A source stated: Prison officials want to cut off Mr. Lesani’s contact with the outside world so that news of the hunger strike does not reach the media, which is why they transferred him to solitary confinement.
Abbas Lesani was arrested on December 15, 2018, to serve a ten-month prison sentence and was transferred to Tabriz Prison, but following a written protest against the legal proceedings and the acceptance of his protest by Branch Two of the Tabriz Revolutionary Court, he was temporarily released on Monday, December 17, after posting bail of 100 million tomans.
Mr. Lesani was re-arrested on December 25, 2018, after a court hearing.
According to the campaign’s report, on Saturday, May 25, Mr. Lesani informed his relatives in a phone call that “if prison officials do not provide him with a summary of his case file, which his lawyer prepared for him to prepare for his upcoming court defense and delivered to the office of Ardabil Central Prison, he would begin a hunger strike starting Monday, May 27, 2019.”

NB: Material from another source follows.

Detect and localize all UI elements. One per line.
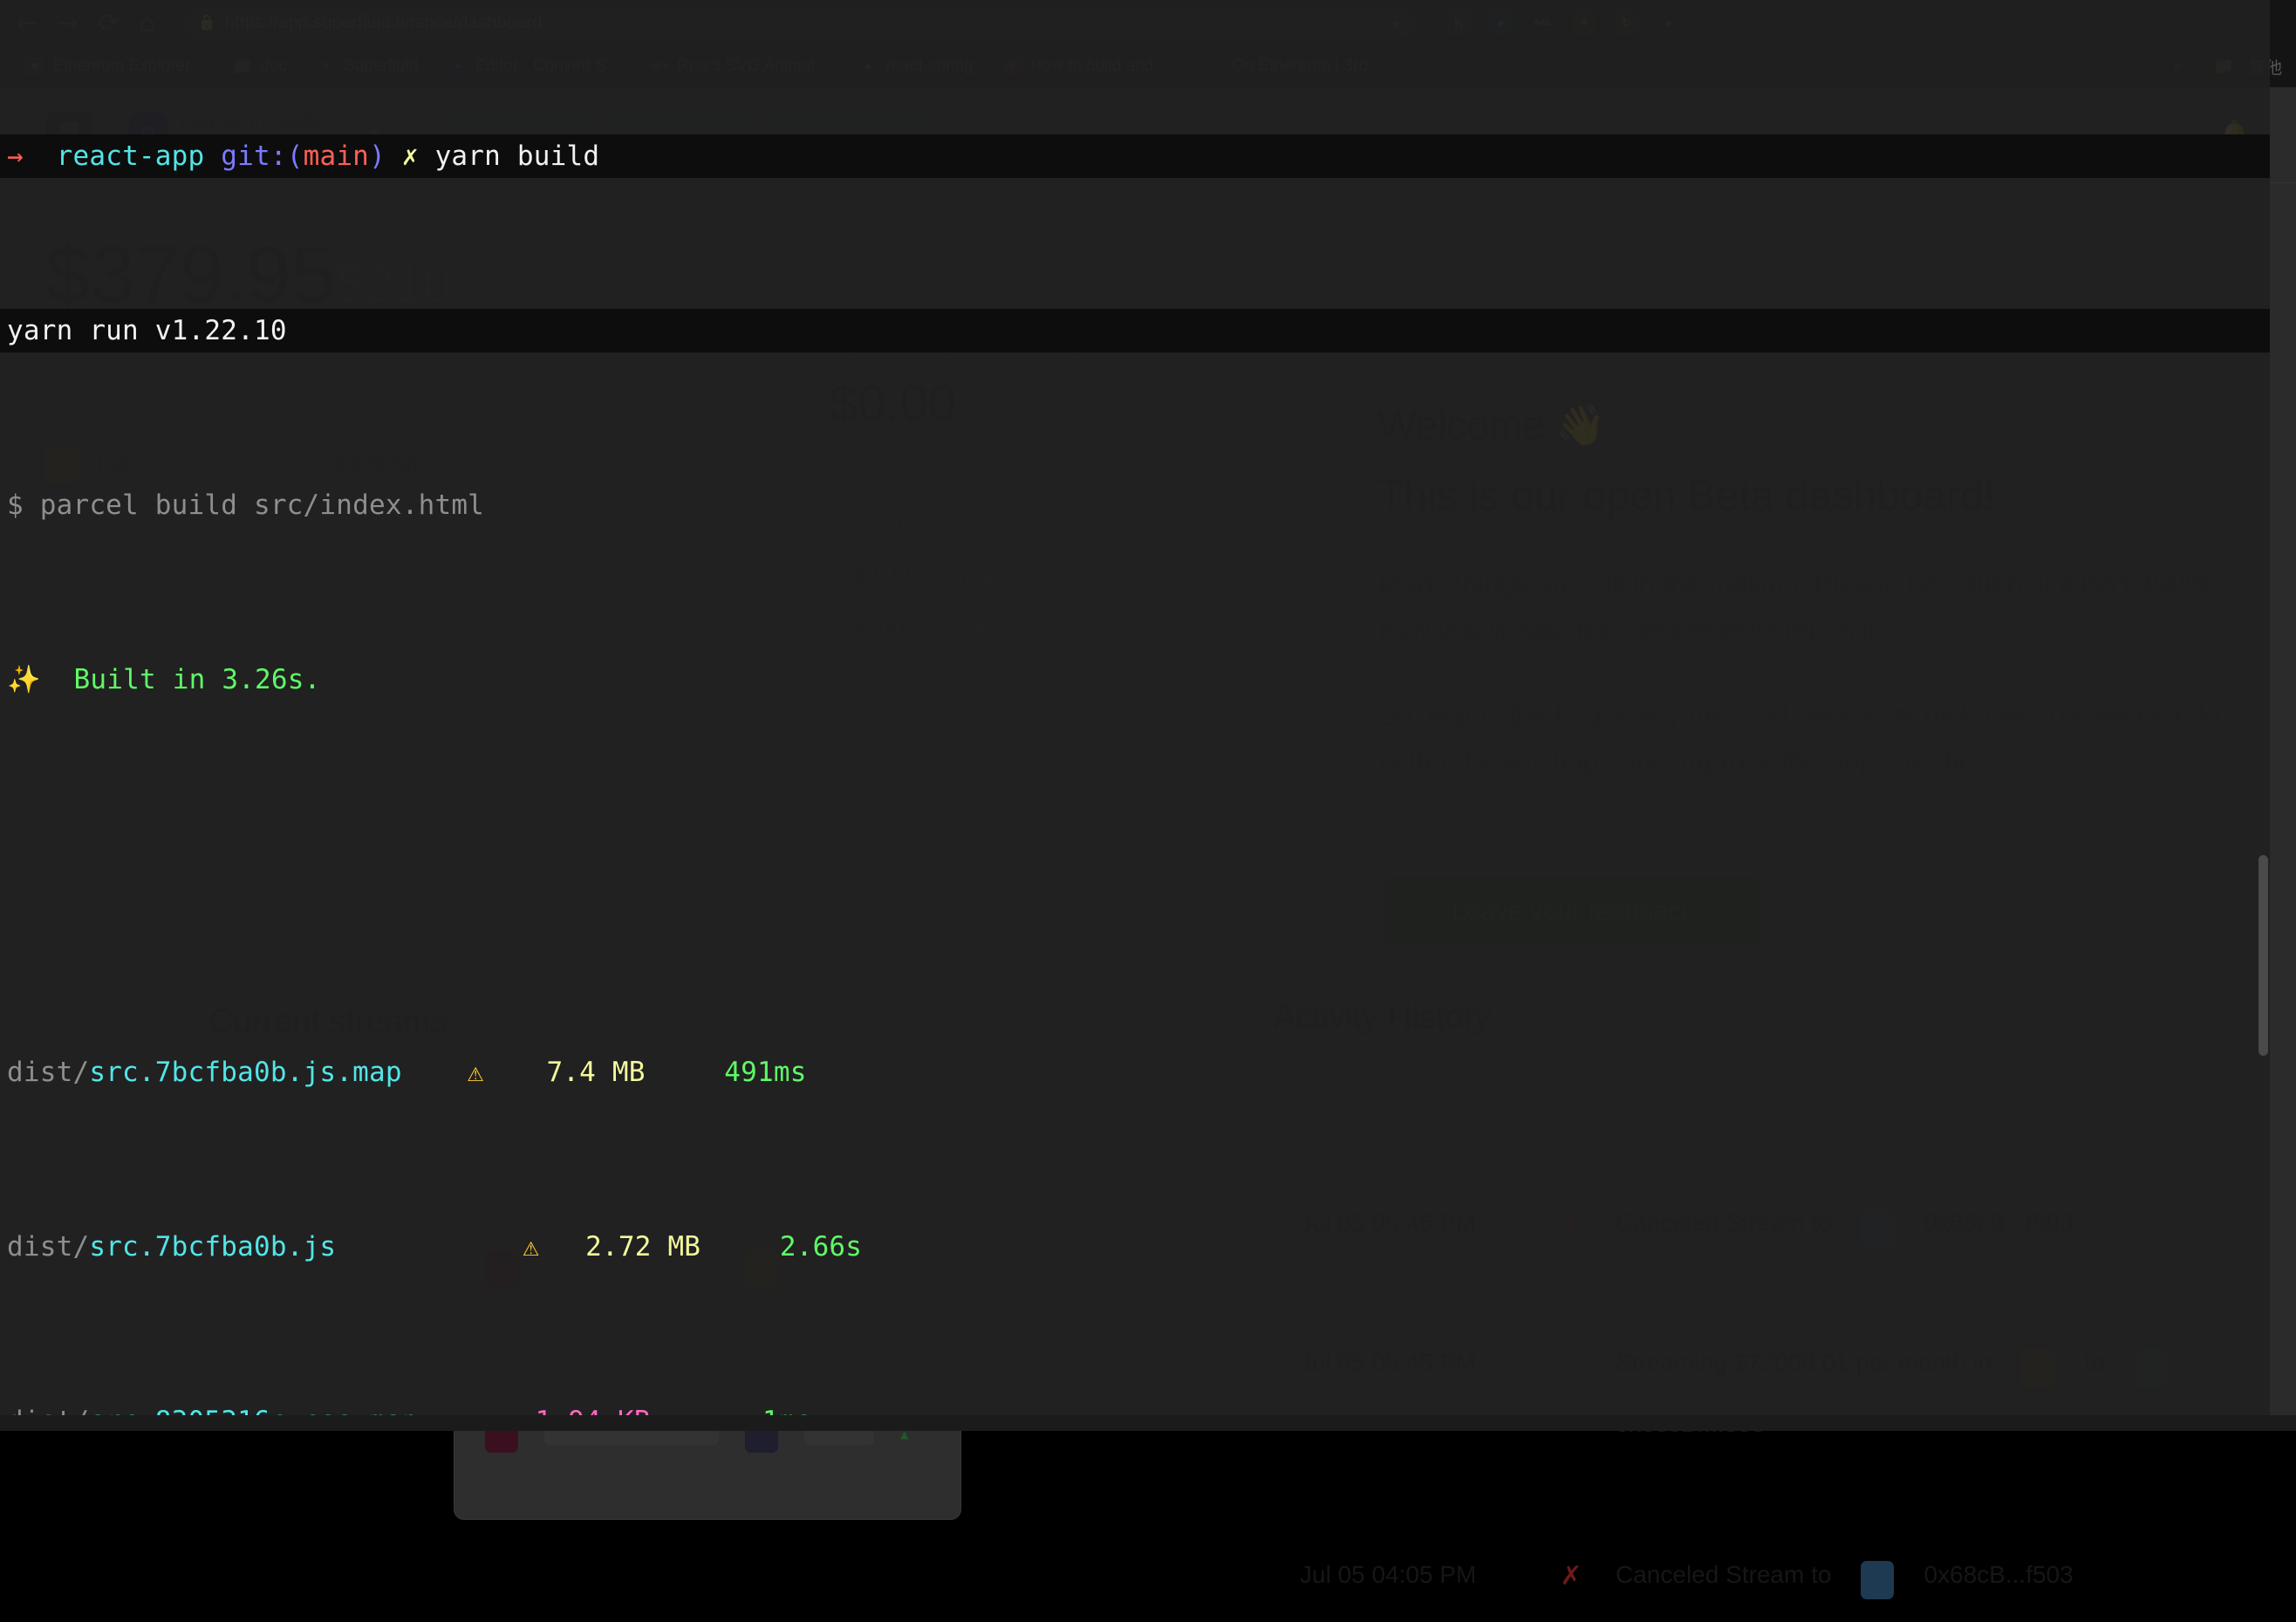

Based on available information, Abbas Lesani was previously sentenced to ten months in prison by Branch Two of the Tabriz Revolutionary Court on the charge of “propaganda activities against the system in favor of opposition groups.” This verdict was affirmed in Branch 26 of the East Azerbaijan Province Court of Appeals, presided over by Judge Michael Khubiarpur.
According to a report by Amnesty International in 2018, more than seven thousand people, including protest participants, students, journalists, women’s rights activists, environmental activists, labor activists, and ethnic and religious minority rights activists, were arrested in Iran, and hundreds were sentenced to prison.